Sometimes,
we come across a story that is so obviously a hoax that we wonder how anyone
could come up with enough nerve to pass it off as fact. This story is a
prime candidate for Lamest Hoax of the Century. We
received an email yesterday from a faithful reader named Tom White, who sent us
the url for this website.
The author of the site claims to have been a researcher on a project codenamed
"Thyropod," somewhere in Elko County, Nevada. This project was
intended to develop "a machine that was capable of traveling via the use
of articulated limbs." These
vehicles are known in the science fiction world as "mecha," a popular
component in Japanese anime cartoons. The US has its own version, from a
tabletop strategy game called Battletech (you might have heard about its
computerized offshoot, Microsoft's Mechwarrior game series). Here is a
fine example of the kinds of robots we're talking about: There
is a striking resemblance between these mecha and the drawing supposedly
sketched by the website's author while left to himself in the hangar that houses
one of these Thyropods. We
have to doubt the legitimacy of these claims, if only because mecha are pretty
much useless in a realistic battlefield environment. There
are lots of reasons why this is so. First of all, the necessity of
articulated legs would make such a vehicle incredibly difficult to service in a
wartime environment. Also, a 2-meter mecha is a much bigger target than a
tank. The author of the
site claims that the Thyropod was developed to handle terrain that stops a
normal tank, like "steep
inclines or uneven ground."
As far as we know, modern battle tanks have no trouble negotiating these types
of terrain. And in the rare case of obstacles that stop tanks in their
tracks, the militaries of this and other countries already have vehicles that
are quite capable of avoiding ground terrain altogether, while still providing
massive close support and firepower to ground forces. They're called helicopters.

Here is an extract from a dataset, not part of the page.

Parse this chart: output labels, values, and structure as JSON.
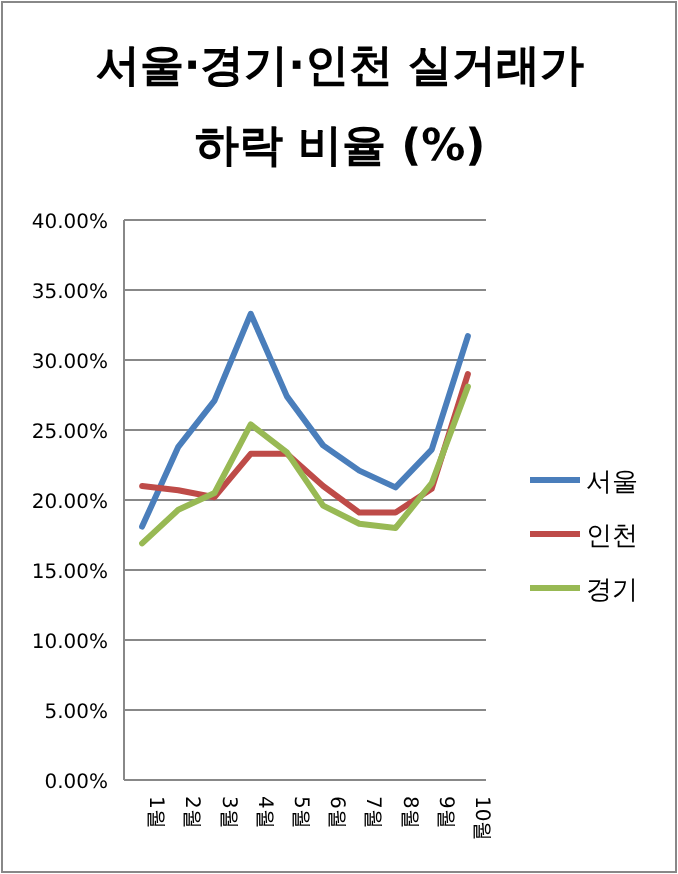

While such vehicles exist, there is no credible reason to develop a mecha,
especially with such a massive potential security leak in the guise of the
author of the Thyropod website. There
are a few other photographs on the Thyropod website, including an alleged aerial
photograph of a Thyropod in action. It looks awfully fake to us, if only
because the thing doesn't cast a shadow. And if the author could get his
hands on a photograph like that one while he was working on the project, why
didn't he get one of the Thyropod itself? Somehow,
I'll bet he can't answer that question.